Though EH Carr’s classic essay “What is History” is somewhat dated now, our sense of history at University is not too far off his idea that history is about a conversation between an historian and his/her facts, and between past and present. Some of this discussion pointed us toward the purpose of history, and while that remained an unfinished conversation, at first glance the “professional” historians’ goals seemed quite different from those surveyed in Roy Rosensweig and David Thelen’s landmark study The Presence of the Past, and the individuals and groups Anna Clark spoke with in Private Lives, Public History, both of which compel us to consider about how non-historians think about the past and do history in their everyday lives, and the deeply personal nature of that engagement with the past.

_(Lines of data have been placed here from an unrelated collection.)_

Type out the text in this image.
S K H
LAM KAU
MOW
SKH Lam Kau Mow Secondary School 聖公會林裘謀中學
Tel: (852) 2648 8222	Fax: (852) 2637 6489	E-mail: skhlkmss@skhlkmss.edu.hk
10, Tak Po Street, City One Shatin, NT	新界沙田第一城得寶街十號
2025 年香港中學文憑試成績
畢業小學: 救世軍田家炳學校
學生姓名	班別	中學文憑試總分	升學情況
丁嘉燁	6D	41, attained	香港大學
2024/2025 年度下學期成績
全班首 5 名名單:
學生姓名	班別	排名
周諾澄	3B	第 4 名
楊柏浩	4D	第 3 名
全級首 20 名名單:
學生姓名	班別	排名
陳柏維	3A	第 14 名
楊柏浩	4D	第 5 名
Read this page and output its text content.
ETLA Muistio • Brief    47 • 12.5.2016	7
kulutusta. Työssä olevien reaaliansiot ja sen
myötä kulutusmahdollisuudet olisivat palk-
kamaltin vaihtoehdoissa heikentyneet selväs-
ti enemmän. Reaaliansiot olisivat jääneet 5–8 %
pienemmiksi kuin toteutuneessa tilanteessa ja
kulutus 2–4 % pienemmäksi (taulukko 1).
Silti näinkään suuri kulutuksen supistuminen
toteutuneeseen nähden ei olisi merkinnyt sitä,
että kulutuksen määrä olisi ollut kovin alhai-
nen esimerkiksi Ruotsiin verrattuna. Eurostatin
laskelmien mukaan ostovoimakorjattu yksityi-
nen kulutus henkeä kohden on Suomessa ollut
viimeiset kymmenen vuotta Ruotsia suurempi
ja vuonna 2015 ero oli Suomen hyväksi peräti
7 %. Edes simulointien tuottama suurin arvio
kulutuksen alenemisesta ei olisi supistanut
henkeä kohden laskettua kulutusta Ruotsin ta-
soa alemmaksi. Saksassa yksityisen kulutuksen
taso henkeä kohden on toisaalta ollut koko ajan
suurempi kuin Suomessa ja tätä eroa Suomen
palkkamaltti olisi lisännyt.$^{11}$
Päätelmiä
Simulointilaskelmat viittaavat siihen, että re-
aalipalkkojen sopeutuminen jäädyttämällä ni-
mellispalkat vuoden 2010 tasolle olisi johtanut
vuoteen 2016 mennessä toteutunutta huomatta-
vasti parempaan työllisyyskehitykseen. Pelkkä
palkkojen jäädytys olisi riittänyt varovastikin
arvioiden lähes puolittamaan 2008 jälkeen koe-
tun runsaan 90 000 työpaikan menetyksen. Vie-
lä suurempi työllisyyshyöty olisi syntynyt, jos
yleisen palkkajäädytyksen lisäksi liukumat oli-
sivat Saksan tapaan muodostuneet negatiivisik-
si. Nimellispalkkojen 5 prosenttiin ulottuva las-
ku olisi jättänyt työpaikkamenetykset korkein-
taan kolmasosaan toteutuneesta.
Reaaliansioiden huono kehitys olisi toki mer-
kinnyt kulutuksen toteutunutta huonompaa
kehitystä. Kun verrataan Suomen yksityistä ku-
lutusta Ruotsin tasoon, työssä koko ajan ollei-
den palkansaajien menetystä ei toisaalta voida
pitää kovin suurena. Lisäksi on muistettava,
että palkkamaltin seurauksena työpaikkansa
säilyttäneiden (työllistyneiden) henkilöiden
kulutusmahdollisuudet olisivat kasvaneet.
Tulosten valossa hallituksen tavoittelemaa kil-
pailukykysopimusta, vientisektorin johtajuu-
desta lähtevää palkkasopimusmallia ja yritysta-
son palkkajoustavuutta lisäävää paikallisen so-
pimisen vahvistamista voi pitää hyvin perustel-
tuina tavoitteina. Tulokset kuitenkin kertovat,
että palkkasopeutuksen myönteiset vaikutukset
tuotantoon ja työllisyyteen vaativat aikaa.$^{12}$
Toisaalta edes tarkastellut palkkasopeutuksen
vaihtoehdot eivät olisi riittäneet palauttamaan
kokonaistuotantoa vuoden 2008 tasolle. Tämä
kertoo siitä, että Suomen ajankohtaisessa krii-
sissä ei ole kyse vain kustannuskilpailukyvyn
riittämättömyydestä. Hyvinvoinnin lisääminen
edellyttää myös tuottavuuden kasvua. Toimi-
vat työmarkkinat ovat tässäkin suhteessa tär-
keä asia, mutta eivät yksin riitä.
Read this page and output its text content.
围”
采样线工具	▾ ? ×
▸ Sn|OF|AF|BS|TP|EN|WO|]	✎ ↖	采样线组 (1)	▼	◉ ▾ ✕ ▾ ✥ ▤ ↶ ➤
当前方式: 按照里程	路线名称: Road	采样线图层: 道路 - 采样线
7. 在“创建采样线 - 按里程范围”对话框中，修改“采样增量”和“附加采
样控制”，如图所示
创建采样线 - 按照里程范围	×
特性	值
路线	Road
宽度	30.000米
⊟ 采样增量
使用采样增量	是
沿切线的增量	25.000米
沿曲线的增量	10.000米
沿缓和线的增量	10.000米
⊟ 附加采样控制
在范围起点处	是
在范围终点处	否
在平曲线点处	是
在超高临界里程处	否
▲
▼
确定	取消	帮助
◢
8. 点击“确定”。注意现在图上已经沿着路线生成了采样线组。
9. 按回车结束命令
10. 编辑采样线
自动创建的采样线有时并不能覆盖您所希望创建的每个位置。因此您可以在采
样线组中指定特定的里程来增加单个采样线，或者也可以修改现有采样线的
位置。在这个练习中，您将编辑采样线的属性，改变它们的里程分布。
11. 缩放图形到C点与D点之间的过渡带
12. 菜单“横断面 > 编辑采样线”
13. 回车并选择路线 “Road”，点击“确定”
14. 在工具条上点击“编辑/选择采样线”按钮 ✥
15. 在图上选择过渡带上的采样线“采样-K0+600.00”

Ultimately though, I think N. Scott Momaday’s preface to The Way to Rainy Mountain reminds us that all history is going to be a “turning and re-turning of myth, history, and memoir.” And Momaday’s definition resonates with the American survey respondents who wanted to explore the past to understand “why I am like I am.” While this might jar with politicians’ desire for citizens to understand “why are we like we are” with the “we” somewhat arbitrarily defined sometimes as the “nation,” I think the main task of students in History Beyond the Classroom will be about acknowledging these different approaches and aims, and trying to find some common ground between them.
One student also brought up the musical “Hamilton” as an example of a public history project that is stimulating all kinds of discussion in the US. A link to one great rap from that production can be found here: https://www.youtube.com/watch?v=WNFf7nMIGnE and more info about the musical can be found here: http://www.hamiltonbroadway.com/ Some discussion of its reception among historians can be found here: https://earlyamericanists.com/tag/alexander-hamilton/. We’ll be talking more about public history next week.
And for those in the class who want to continue the discussion on “what is history?” and “who/what is history for?,” see our new Blackboard Discussion Group on extended conversations and make a contribution.
We finished the seminar with a very brief discussion of just how to get started on a community-engaged project, emphasising that the engagement should come first, with the historical questions arising from it.